Just four days after Florida State shot 53.3% from 3-point range in a 60-58 win, Pittsburgh copied the blueprint with 61.9% shooting from downtown in an 88-76 overtime victory. The two teams combined to make 21 of 36 3-pointers, a sizzling 58.3% mark. The Hoos’ previous 12 opponents had combined to shoot just 28.9% from behind the line.

As a result, UVA stands at 1-2 in ACC play after back-to-back losses.

”There wasn’t enough real tough stingy defense to come away with a road win in a place like this,” Cavalier coach Tony Bennett said on the Virginia Sports Radio Network. ”Every time we’d get it close or take a little lead, there was either a breakdown or they’d hit a tough shot. Don’t get me wrong, they hit some tough ones. But it’s a very balanced, very tough league.”

Pittsburgh’s Jamel Artis led the outside onslaught in the Oakland Zoo. He canned 6 of 7 3-pointers as part of a 24-point night. Cameron Johnson knocked down 4 of 5 3’s for 16 points, while Sheldon Jeter added 3 of 5 from long range for 16 points too. Jeter’s damage may have been the most crucial in the end because he made a pair of his 3-pointers in the overtime period. The first opened the scoring just 14 seconds in, while the second pushed the lead to 76-70 with 3:25 to go. Overall, the Panthers made 13 of 21 shots from outside the arc.

That early breathing room allowed Pitt to gain separation and it pushed the final margin to double digits eventually at the free throw line. The Panthers made 17 of 28 free throws in the game, compared to 2 of 5 freebies for the Hoos.

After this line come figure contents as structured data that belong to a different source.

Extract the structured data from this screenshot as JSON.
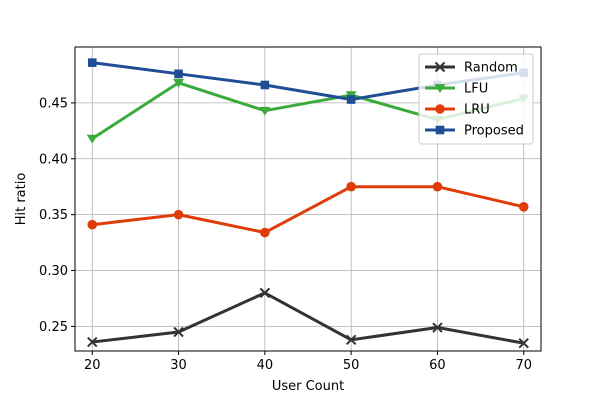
{
  "chart_data": {
    "type": "line",
    "title": "",
    "xlabel": "User Count",
    "ylabel": "Hit ratio",
    "x": [
      20,
      30,
      40,
      50,
      60,
      70
    ],
    "xlim": [
      18,
      72
    ],
    "ylim": [
      0.228,
      0.5
    ],
    "xticks": [
      "20",
      "30",
      "40",
      "50",
      "60",
      "70"
    ],
    "yticks": [
      "0.25",
      "0.30",
      "0.35",
      "0.40",
      "0.45"
    ],
    "grid": true,
    "legend_position": "top-right",
    "series": [
      {
        "name": "Random",
        "color": "#333333",
        "marker": "x",
        "values": [
          0.236,
          0.245,
          0.28,
          0.238,
          0.249,
          0.235
        ]
      },
      {
        "name": "LFU",
        "color": "#3aaa3a",
        "marker": "triangle-down",
        "values": [
          0.418,
          0.468,
          0.443,
          0.457,
          0.435,
          0.454
        ]
      },
      {
        "name": "LRU",
        "color": "#e03c0a",
        "marker": "circle",
        "values": [
          0.341,
          0.35,
          0.334,
          0.375,
          0.375,
          0.357
        ]
      },
      {
        "name": "Proposed",
        "color": "#1f4e96",
        "marker": "square",
        "values": [
          0.486,
          0.476,
          0.466,
          0.453,
          0.466,
          0.477
        ]
      }
    ]
  }
}
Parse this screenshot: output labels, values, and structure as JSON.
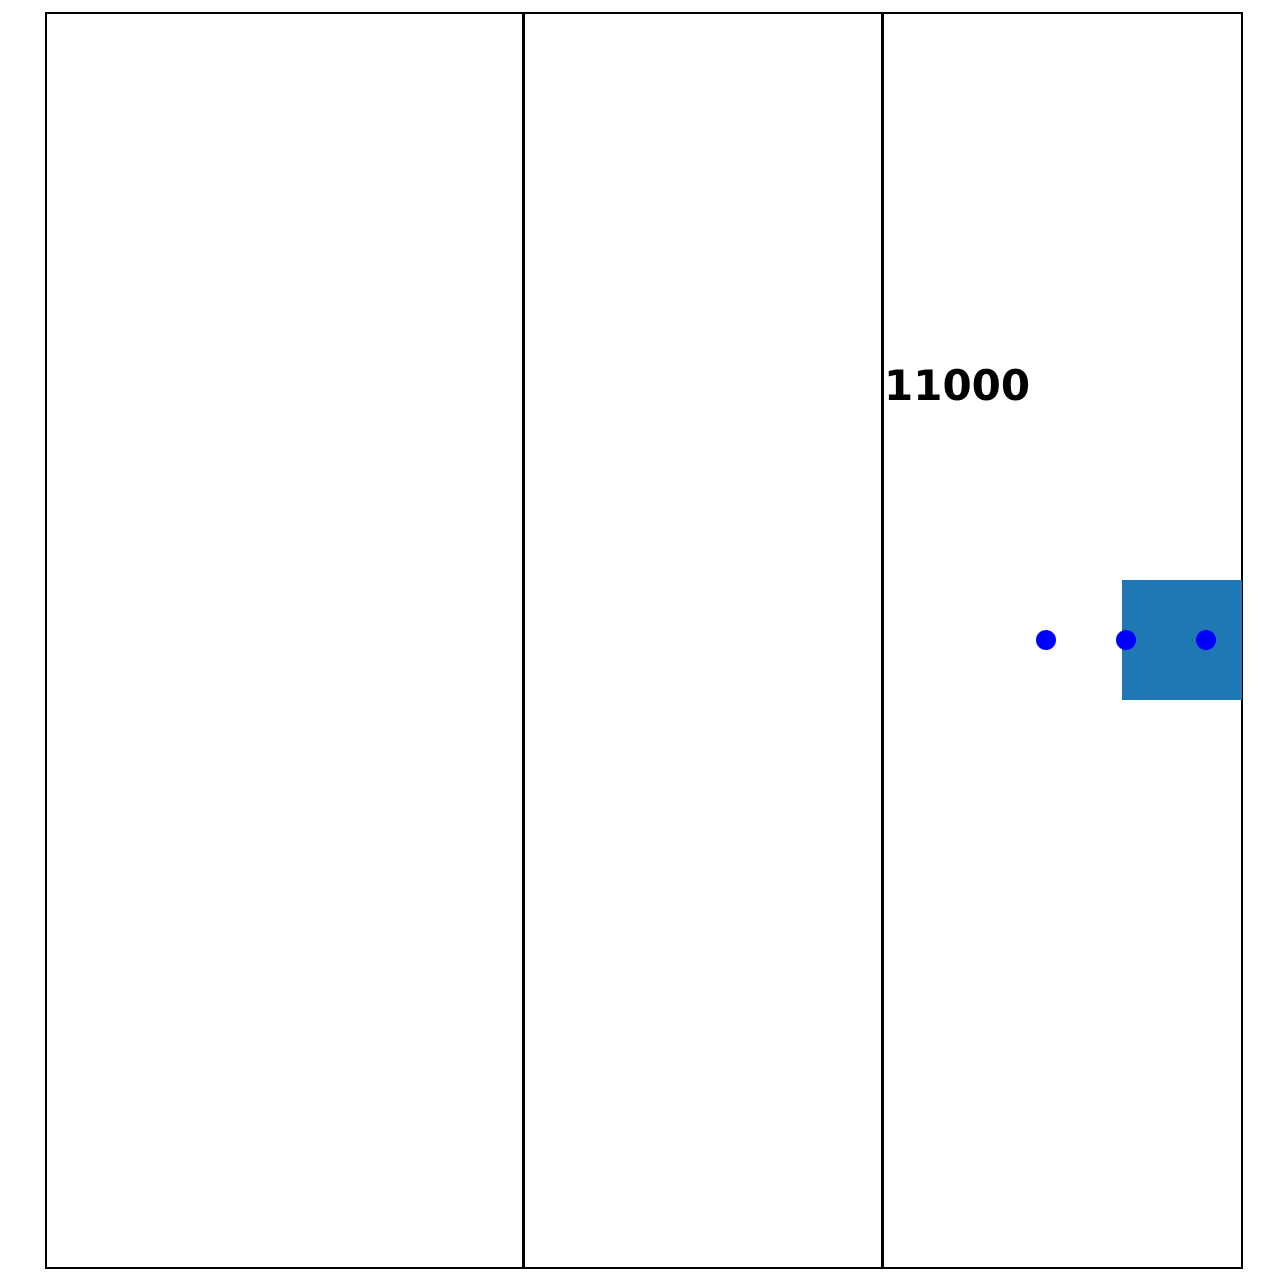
{
  "label": {
    "value": "11000"
  },
  "colors": {
    "frame": "#000000",
    "block": "#1f77b4",
    "dots": "#0000ff",
    "background": "#ffffff"
  },
  "dots": {
    "count": 3
  }
}
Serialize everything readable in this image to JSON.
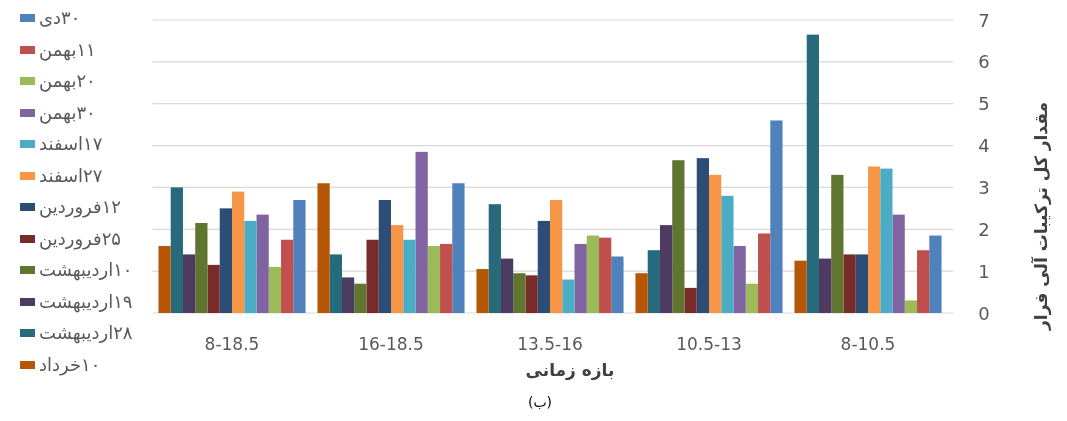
{
  "chart_data": {
    "type": "bar",
    "xlabel": "بازه زمانی",
    "ylabel": "مقدار کل ترکیبات آلی فرار",
    "annotations": [
      "(ب)"
    ],
    "categories": [
      "8-18.5",
      "16-18.5",
      "13.5-16",
      "10.5-13",
      "8-10.5"
    ],
    "series": [
      {
        "name": "۳۰دی",
        "color": "#4f81bd",
        "values": [
          2.7,
          3.1,
          1.35,
          4.6,
          1.85
        ]
      },
      {
        "name": "۱۱بهمن",
        "color": "#c0504d",
        "values": [
          1.75,
          1.65,
          1.8,
          1.9,
          1.5
        ]
      },
      {
        "name": "۲۰بهمن",
        "color": "#9bbb59",
        "values": [
          1.1,
          1.6,
          1.85,
          0.7,
          0.3
        ]
      },
      {
        "name": "۳۰بهمن",
        "color": "#8064a2",
        "values": [
          2.35,
          3.85,
          1.65,
          1.6,
          2.35
        ]
      },
      {
        "name": "۱۷اسفند",
        "color": "#4bacc6",
        "values": [
          2.2,
          1.75,
          0.8,
          2.8,
          3.45
        ]
      },
      {
        "name": "۲۷اسفند",
        "color": "#f79646",
        "values": [
          2.9,
          2.1,
          2.7,
          3.3,
          3.5
        ]
      },
      {
        "name": "۱۲فروردین",
        "color": "#2c4d75",
        "values": [
          2.5,
          2.7,
          2.2,
          3.7,
          1.4
        ]
      },
      {
        "name": "۲۵فروردین",
        "color": "#772c2a",
        "values": [
          1.15,
          1.75,
          0.9,
          0.6,
          1.4
        ]
      },
      {
        "name": "۱۰اردیبهشت",
        "color": "#5f7530",
        "values": [
          2.15,
          0.7,
          0.95,
          3.65,
          3.3
        ]
      },
      {
        "name": "۱۹اردیبهشت",
        "color": "#4d3b62",
        "values": [
          1.4,
          0.85,
          1.3,
          2.1,
          1.3
        ]
      },
      {
        "name": "۲۸اردیبهشت",
        "color": "#276a7c",
        "values": [
          3.0,
          1.4,
          2.6,
          1.5,
          6.65
        ]
      },
      {
        "name": "۱۰خرداد",
        "color": "#b65708",
        "values": [
          1.6,
          3.1,
          1.05,
          0.95,
          1.25
        ]
      }
    ],
    "ylim": [
      0,
      7
    ],
    "yticks": [
      0,
      1,
      2,
      3,
      4,
      5,
      6,
      7
    ],
    "grid": "y",
    "legend": "left"
  }
}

Overall, the hosts picked apart the defense to the tune of 53.7% shooting. The 3-point shooting played a big part of that, but Michael Young added 19 points with a lot of it coming through moves to the post. Pitt also grabbed 12 offensive rebounds for x second chance points, which was part of a 42-24 disparity on the boards.

”They got two very good scorers,” Bennett said on the Virginia Sports Radio Network. ”Artis scored 24 and Young had 19. They certainly took advantage of some mismatches at times. We were a little loose. We didn’t have good coverage on some post traps and they made us pay. We made a valiant effort to get the game to overtime, but it’s frustrating they jumped out to a quick 9-point lead. A couple of just open rhythm shots that I felt or wished we could have contested better.”

Young’s work and the rebounding issues seemed to be related at least in part to the heavy use of four guard lineups by Virginia. With the Panthers switching screens all over the floor, it disrupted the Wahoos’ screen-heavy approach and with the hot shooting starting early – Pittsburgh led 15-8 out of the gates – the coaches wanted to try to free up the offense and spacing.

That decision paid dividends in that regard. UVA placed five players in double figures with London Perrantes leading the way with 16 points on 6-of-9 shooting. Perrantes sent the game to overtime with 2.4 seconds remaining on a pull-up 3-point shot. That marked the second straight game that Virginia made a clutch triple in the final 10 seconds only to lose in the end.

Devon Hall added career-highs of 15 points and 9 rebounds. Marial Shayok scored 14 points, Darius Thompson had 11, and Jarred Reuter ended up with 10. All three of those players came off the bench as Kyle Guy got his first career start. He finished with 2 points on 1-of-7 shooting.

Virginia shot 49.3% from the floor and 40.0% from 3-point range, but that wasn’t enough to keep up with the 3’s and free throws from Pittsburgh.

”I thought we played well in spurts, but we’ve got to find a way to play all 40 minutes,” Perrantes said on the Virginia Sports Radio Network. ”We knew obviously that their offense was their strong suit and their defense, they like to switch it so we just didn’t want to settle. We wanted to create off the bounce, get into the lane, and knock down open shots.”